Multiferroics (MFs) are materials that can combine at least two primary ferroic properties: ferromagnetism, ferroelectricity and ferroelasticity. In the case of magnetoelectric (ME) MFs, coupling between ferroelectricity and ferromagnetism occurs.The use of MFs can provide electrically written and magnetically read devices, thus faster, low-energy consumption and with a non-destructive magnetic read operation. Particularly for the case of spintronics memories, the presence of the ME effect in MFs may increase the number of logic states from 2 to 4 (or 8), due to the additional binary state emerging from such multifunctionality. Most importantly, the ability to manipulate the magnetization by electric fields leads to simple, cost-effective and energetically sustainable technological strategies. An even more promising route to design efficient future hybrid devices is the use of the dynamical ME effect, where the order parameters of magnetization and polarization are not static, but oscillatory. Very often, in this dynamical regime, elementary excitations called electromagnons emerge, as “carriers” of such dynamical ME coupling. These spin excitations can be tuned by external magnetic and/or electric fields, thus promoting the modulation of the index of refraction by both static fields and electromagnetic radiation.
EMAGICS project aims at a clearer understanding of the magnetoelectric (ME) multiferroic (MF) properties of novel materials, from the macroscopic to the quantum microscopic level, encompassing a series of advanced experimental and computational techniques. The acronym “EMAGICS” stands for “Electromagnonics”, a field that studies the dynamical coupling between the electronic and magnetic properties of ME materials. Merging theory and experiment is the optimal approach for achieving a better understanding of such exotic and sophisticated physical concepts.

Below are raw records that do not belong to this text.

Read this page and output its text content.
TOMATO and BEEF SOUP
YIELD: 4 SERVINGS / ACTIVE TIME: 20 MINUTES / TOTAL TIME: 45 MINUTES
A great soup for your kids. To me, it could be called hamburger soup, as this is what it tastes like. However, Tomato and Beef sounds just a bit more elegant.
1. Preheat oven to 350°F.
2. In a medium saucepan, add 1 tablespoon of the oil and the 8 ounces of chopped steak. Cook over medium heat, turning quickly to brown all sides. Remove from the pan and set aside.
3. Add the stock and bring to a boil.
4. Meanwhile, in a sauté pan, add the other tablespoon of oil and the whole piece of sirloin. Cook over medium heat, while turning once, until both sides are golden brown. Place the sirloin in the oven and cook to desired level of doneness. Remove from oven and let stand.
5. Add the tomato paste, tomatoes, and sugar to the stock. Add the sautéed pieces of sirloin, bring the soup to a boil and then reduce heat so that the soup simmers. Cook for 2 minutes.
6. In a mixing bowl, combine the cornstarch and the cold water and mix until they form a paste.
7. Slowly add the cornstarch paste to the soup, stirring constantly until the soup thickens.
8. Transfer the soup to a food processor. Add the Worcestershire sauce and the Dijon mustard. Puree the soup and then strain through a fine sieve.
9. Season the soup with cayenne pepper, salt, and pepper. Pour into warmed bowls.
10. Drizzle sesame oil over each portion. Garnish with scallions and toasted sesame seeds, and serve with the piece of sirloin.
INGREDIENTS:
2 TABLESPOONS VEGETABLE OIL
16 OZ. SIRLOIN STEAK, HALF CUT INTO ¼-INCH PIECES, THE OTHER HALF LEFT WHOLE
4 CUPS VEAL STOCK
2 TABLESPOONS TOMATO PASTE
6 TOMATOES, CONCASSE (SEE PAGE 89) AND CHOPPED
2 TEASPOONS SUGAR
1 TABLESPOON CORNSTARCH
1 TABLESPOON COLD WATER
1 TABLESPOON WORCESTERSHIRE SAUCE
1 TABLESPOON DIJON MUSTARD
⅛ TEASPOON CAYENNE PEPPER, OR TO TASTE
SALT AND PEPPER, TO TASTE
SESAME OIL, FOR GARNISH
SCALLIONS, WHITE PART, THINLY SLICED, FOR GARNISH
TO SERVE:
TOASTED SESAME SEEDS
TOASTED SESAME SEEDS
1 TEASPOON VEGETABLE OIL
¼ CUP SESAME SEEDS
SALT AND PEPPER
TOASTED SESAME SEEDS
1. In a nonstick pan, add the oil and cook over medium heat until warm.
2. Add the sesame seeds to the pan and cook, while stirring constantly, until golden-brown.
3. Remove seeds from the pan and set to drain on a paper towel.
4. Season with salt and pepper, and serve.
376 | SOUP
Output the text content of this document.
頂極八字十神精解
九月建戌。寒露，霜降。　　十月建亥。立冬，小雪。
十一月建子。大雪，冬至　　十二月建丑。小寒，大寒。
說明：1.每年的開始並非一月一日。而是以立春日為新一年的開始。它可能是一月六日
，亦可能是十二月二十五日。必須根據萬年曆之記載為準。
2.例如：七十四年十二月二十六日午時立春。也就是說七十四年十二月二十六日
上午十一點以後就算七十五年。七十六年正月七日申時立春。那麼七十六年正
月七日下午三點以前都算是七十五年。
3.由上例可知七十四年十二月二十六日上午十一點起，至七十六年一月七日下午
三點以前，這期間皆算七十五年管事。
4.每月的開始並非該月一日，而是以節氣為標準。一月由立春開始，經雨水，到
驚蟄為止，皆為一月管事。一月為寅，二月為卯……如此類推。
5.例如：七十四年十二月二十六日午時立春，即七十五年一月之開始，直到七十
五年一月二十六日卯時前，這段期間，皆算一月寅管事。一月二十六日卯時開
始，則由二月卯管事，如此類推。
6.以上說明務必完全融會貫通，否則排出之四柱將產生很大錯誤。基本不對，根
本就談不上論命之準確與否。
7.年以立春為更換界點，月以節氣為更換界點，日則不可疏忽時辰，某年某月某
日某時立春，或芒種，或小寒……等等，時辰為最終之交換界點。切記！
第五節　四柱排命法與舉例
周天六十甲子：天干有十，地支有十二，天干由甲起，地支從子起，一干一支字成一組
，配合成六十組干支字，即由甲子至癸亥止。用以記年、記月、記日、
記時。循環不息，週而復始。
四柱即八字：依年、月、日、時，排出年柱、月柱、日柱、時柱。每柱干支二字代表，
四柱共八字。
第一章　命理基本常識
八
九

EMAGICS has employed a combination of first principles calculations and atomistic spin dynamics, together with experimental spectroscopic investigation, for a series of new ME MF materials.
The main research objectives of EMAGICS are: (RO1) to address the origin of the ME coupling in the polar antiferromagnets (AFM) Ni-based tellurates, (RO2) to propose new spin-induced ME MF systems, and (RO3) to synthesise and experimentally investigate the static and dynamical ME effects in these new compounds.